1963 — The Cleveland Indians become the first American League club to hit four straight home runs. No. 8 hitter Woody Held hits a two-out homer off Paul Foytack and pitcher Pedro Ramos follows with his second homer of the game before Tito Francona and Larry Brown’s first major league homer finish this odd power surge. Foytack is the only major league pitcher to give up four straight home runs.

1973 — Julius Erving, the American Basketball Association’s leading scorer, is traded by the cash-strapped Virginia Squires to the New York Nets for forward George Carter and cash.

1983 — Jan Stephenson beats JoAnne Carner and Patty Sheehan by one stroke to win the U.S. Women’s Open.

1990 — Nolan Ryan wins his 300th game, reaching the milestone in his second try, as the Texas Rangers beat the Milwaukee Brewers 11-3.

1993 — Mike Aulby becomes the third player in PBA history to win a tournament by rolling a 300 game in the title game. Aulby beats David Ozio 300-279 in the Wichita Open.

1994 — Sergei Bubka sets a world pole vault record for the 35th time in his career at a meet in Sestriere, Italy. Bubka soars 20 feet, 1¾ inches, adding a half-inch to his mark set in Tokyo in 1992.

2000 — Dorothy Delasin becomes the LPGA’s youngest winner in 25 years by beating Pat Hurst on the second extra hole to win the Giant Eagle LPGA Classic. The 19-year-old Delasin is the youngest winner on the tour since Amy Alcott took the Orange Blossom Classic at age 19 in 1975.

2005 — Grant Hackett becomes the first swimmer to win four straight world titles in the same event, capturing another 1,500-meter freestyle. The Aussie stretches out his own record for world championship medals to 17.

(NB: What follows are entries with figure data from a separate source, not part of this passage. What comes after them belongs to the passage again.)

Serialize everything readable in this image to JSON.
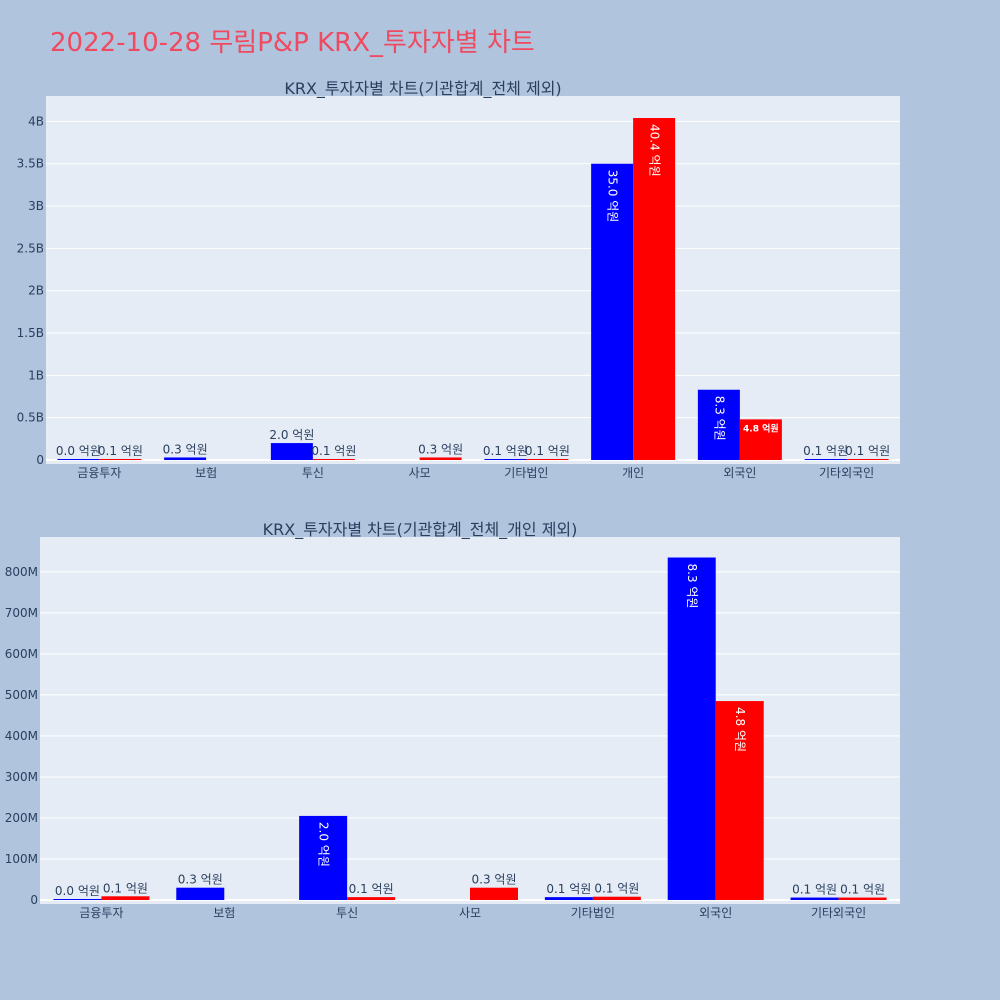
{
  "page_title": "2022-10-28 무림P&P KRX_투자자별 차트",
  "colors": {
    "background": "#b0c4de",
    "plot_bg": "#e5ecf6",
    "title": "#ef4a60",
    "buy": "#0000ff",
    "sell": "#ff0000"
  },
  "chart_data": [
    {
      "type": "bar",
      "title": "KRX_투자자별 차트(기관합계_전체 제외)",
      "categories": [
        "금융투자",
        "보험",
        "투신",
        "사모",
        "기타법인",
        "개인",
        "외국인",
        "기타외국인"
      ],
      "ylim": [
        0,
        4300000000
      ],
      "yticks": [
        0,
        500000000,
        1000000000,
        1500000000,
        2000000000,
        2500000000,
        3000000000,
        3500000000,
        4000000000
      ],
      "ytick_labels": [
        "0",
        "0.5B",
        "1B",
        "1.5B",
        "2B",
        "2.5B",
        "3B",
        "3.5B",
        "4B"
      ],
      "grid": true,
      "series": [
        {
          "color": "#0000ff",
          "values": [
            3000000,
            30000000,
            200000000,
            null,
            7000000,
            3500000000,
            830000000,
            6000000
          ],
          "labels": [
            "0.0 억원",
            "0.3 억원",
            "2.0 억원",
            "",
            "0.1 억원",
            "35.0 억원",
            "8.3 억원",
            "0.1 억원"
          ]
        },
        {
          "color": "#ff0000",
          "values": [
            8000000,
            null,
            7000000,
            30000000,
            7000000,
            4040000000,
            480000000,
            6000000
          ],
          "labels": [
            "0.1 억원",
            "",
            "0.1 억원",
            "0.3 억원",
            "0.1 억원",
            "40.4 억원",
            "4.8 억원",
            "0.1 억원"
          ]
        }
      ]
    },
    {
      "type": "bar",
      "title": "KRX_투자자별 차트(기관합계_전체_개인 제외)",
      "categories": [
        "금융투자",
        "보험",
        "투신",
        "사모",
        "기타법인",
        "외국인",
        "기타외국인"
      ],
      "ylim": [
        0,
        885000000
      ],
      "yticks": [
        0,
        100000000,
        200000000,
        300000000,
        400000000,
        500000000,
        600000000,
        700000000,
        800000000
      ],
      "ytick_labels": [
        "0",
        "100M",
        "200M",
        "300M",
        "400M",
        "500M",
        "600M",
        "700M",
        "800M"
      ],
      "grid": true,
      "series": [
        {
          "color": "#0000ff",
          "values": [
            1500000,
            30000000,
            205000000,
            null,
            7000000,
            835000000,
            6000000
          ],
          "labels": [
            "0.0 억원",
            "0.3 억원",
            "2.0 억원",
            "",
            "0.1 억원",
            "8.3 억원",
            "0.1 억원"
          ]
        },
        {
          "color": "#ff0000",
          "values": [
            9000000,
            null,
            7000000,
            30000000,
            8000000,
            485000000,
            6000000
          ],
          "labels": [
            "0.1 억원",
            "",
            "0.1 억원",
            "0.3 억원",
            "0.1 억원",
            "4.8 억원",
            "0.1 억원"
          ]
        }
      ]
    }
  ]
}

2007 — All-Star Kevin Garnett is traded from the Minnesota Timberwolves to Boston for five players and two draft picks. The Celtics obtain the former MVP and 10-time All-Star from Minnesota for forwards Al Jefferson, Ryan Gomes and Gerald Green, guard Sebastian Telfair and center Theo Ratliff and two first-round draft picks.

2011 — Yani Tseng wins the Women’s British Open for the second straight year, beating Brittany Lang by four strokes and becoming the youngest woman to capture a fifth major title. The 22-year-old top-ranked Taiwanese shot a 3-under 69 to finish at 16-under 272.

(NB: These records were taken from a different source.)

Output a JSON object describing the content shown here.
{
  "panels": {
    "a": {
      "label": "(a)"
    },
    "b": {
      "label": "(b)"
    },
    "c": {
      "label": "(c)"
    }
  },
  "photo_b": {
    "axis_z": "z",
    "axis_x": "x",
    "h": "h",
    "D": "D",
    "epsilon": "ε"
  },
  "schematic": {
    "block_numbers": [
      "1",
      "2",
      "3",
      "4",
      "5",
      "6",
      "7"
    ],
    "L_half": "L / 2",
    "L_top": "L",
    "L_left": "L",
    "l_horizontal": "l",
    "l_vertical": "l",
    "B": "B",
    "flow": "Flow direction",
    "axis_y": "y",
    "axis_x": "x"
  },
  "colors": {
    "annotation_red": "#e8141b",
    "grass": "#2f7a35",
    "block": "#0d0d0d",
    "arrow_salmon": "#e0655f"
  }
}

2012 — Michael Phelps breaks the Olympic medals record with his 19th, helping the U.S. romp to a 4x200-meter freestyle relay victory at the London Games. With 19 medals spanning three Olympics, Phelps moves one ahead of Soviet gymnast Larisa Latynina, who got her haul in 1956, 1960 and 1964.

2012 — The team of Gabrielle Douglas, McKayla Maroney, Alexandra Raisman, Kyla Ross and Jordyn Wieber lives up to all the hype, winning the first U.S. Olympic title in women’s gymnastics since 1996.